Frank: Was soll ich dir verzeihen, April?

April: Einfach alles. Ach, ich muß dir so viel sagen, und ich hab einen ganz tollen Plan, Frank. Hör zu. Wir gehen im September für immer nach Europa. Nach Paris. Weißt Du, wieviel Geld wir gespart haben? Wir haben genug, um bequem sechs Monate zu leben. Und es würde bestimmt keine sechs Monate dauern, bis wir uns wieder neu eingerichtet hätten und finanziell unabhängig wären...

Frank: Hör mal. Schatz. Was für eine Arbeit könnte ich dort…

April: Überhaupt keine. Es geht darum, dass du gar keine Arbeit brauchst, weil ich das dann übernehme. Hast Du eine Ahnung, wie viel eine Sekretärin in den Außenstellen der Regierung in Europa verdient?
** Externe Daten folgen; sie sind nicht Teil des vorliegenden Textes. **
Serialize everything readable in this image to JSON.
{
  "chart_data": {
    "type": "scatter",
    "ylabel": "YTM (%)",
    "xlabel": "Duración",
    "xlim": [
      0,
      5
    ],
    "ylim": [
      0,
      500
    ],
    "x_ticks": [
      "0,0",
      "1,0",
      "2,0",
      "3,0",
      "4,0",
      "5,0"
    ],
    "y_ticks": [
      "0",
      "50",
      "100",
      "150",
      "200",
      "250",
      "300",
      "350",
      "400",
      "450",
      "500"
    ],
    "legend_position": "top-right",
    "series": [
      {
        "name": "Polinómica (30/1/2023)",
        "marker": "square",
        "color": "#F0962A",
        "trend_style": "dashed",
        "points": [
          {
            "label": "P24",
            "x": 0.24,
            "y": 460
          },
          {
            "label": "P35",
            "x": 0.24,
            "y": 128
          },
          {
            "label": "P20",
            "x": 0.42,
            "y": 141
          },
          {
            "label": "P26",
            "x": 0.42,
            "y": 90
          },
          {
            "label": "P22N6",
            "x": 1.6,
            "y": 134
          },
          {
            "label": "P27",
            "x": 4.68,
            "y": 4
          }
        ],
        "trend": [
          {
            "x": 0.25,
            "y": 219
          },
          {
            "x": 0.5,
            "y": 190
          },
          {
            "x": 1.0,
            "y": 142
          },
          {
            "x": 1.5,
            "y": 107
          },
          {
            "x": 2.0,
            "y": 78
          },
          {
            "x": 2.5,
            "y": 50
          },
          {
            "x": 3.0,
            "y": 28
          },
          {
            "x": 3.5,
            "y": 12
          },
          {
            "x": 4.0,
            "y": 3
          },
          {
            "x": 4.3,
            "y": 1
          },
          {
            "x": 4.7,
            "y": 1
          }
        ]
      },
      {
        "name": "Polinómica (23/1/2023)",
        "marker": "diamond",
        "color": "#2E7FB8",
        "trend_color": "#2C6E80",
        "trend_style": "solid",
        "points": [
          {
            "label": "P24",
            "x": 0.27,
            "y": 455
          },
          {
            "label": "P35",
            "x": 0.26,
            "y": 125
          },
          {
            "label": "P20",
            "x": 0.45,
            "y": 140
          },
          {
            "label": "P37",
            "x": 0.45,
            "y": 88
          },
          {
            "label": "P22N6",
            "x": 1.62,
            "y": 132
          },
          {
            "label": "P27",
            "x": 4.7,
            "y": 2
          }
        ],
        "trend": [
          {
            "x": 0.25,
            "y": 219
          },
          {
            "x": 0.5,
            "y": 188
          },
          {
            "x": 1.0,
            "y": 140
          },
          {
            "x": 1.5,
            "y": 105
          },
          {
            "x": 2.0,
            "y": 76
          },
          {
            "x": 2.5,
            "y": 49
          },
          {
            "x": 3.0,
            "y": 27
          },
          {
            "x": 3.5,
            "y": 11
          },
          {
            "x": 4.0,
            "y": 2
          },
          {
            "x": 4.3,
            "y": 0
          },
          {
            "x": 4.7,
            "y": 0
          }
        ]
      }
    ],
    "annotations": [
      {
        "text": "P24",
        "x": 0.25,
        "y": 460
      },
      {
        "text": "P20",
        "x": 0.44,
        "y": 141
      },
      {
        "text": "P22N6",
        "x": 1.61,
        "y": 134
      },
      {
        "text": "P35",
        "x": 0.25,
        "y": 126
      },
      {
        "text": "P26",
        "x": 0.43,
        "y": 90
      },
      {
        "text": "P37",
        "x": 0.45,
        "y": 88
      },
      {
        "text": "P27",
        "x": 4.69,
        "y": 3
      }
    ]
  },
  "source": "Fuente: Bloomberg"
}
Feinsinniges Schauspielduo sorgt für Beklemmung

Ein paar Wochen später ist sie wieder schwanger und der Traum von Europa passé. Jette Steckel stellt Aprils Schicksal ins Zentrum und erzählt die Geschichte als eine der gescheiterten Emanzipation. April, die von ihrem Mann zum Psychiater geschickt wird, weil sie sein drittes Kind nicht austragen will. So manches hat sich seit 1955 verändert, doch das Rollenbild der Frau zwischen Karriere, Selbstverwirklichung und Mutter ist nach wie vor spannungsreich. Steckel belässt den Roman deshalb in seiner Zeit und schaltet von Tragödie auf Komödie, sobald es um das konformistische Gesellschaftspanorama geht, um die tratschsüchtigen Nachbarn, die oberflächlich flötende Maklerin.

Bei allem Mitgefühl für Aprils Dilemma kommt Frank deutlich schlechter weg als im Roman. Während man beim Lesen hineingezogen wird in Franks Verunsicherung mit seiner Rolle als Mann, fehlt diese Innensicht auf der Bühne. Hier sieht man nur seine egoistische und feige Reaktion: seine Affäre; die Moralkeulen, die er gegen April schwingt, um nur ja nicht umziehen zu müssen – Frank wird zum reinen Verhinderer von Aprils Lebensglück. 

Damit macht es sich die Regisseurin natürlich zu leicht. Und doch ist der Abend mit seinem feinsinnigen Schauspielduo in den Hauptrollen oft beklemmend. Nicht zuletzt, wenn April nach dem "schönen Frühstück", das sie Frank bereitet hat, das Blut zwischen den Beinen herabrinnt.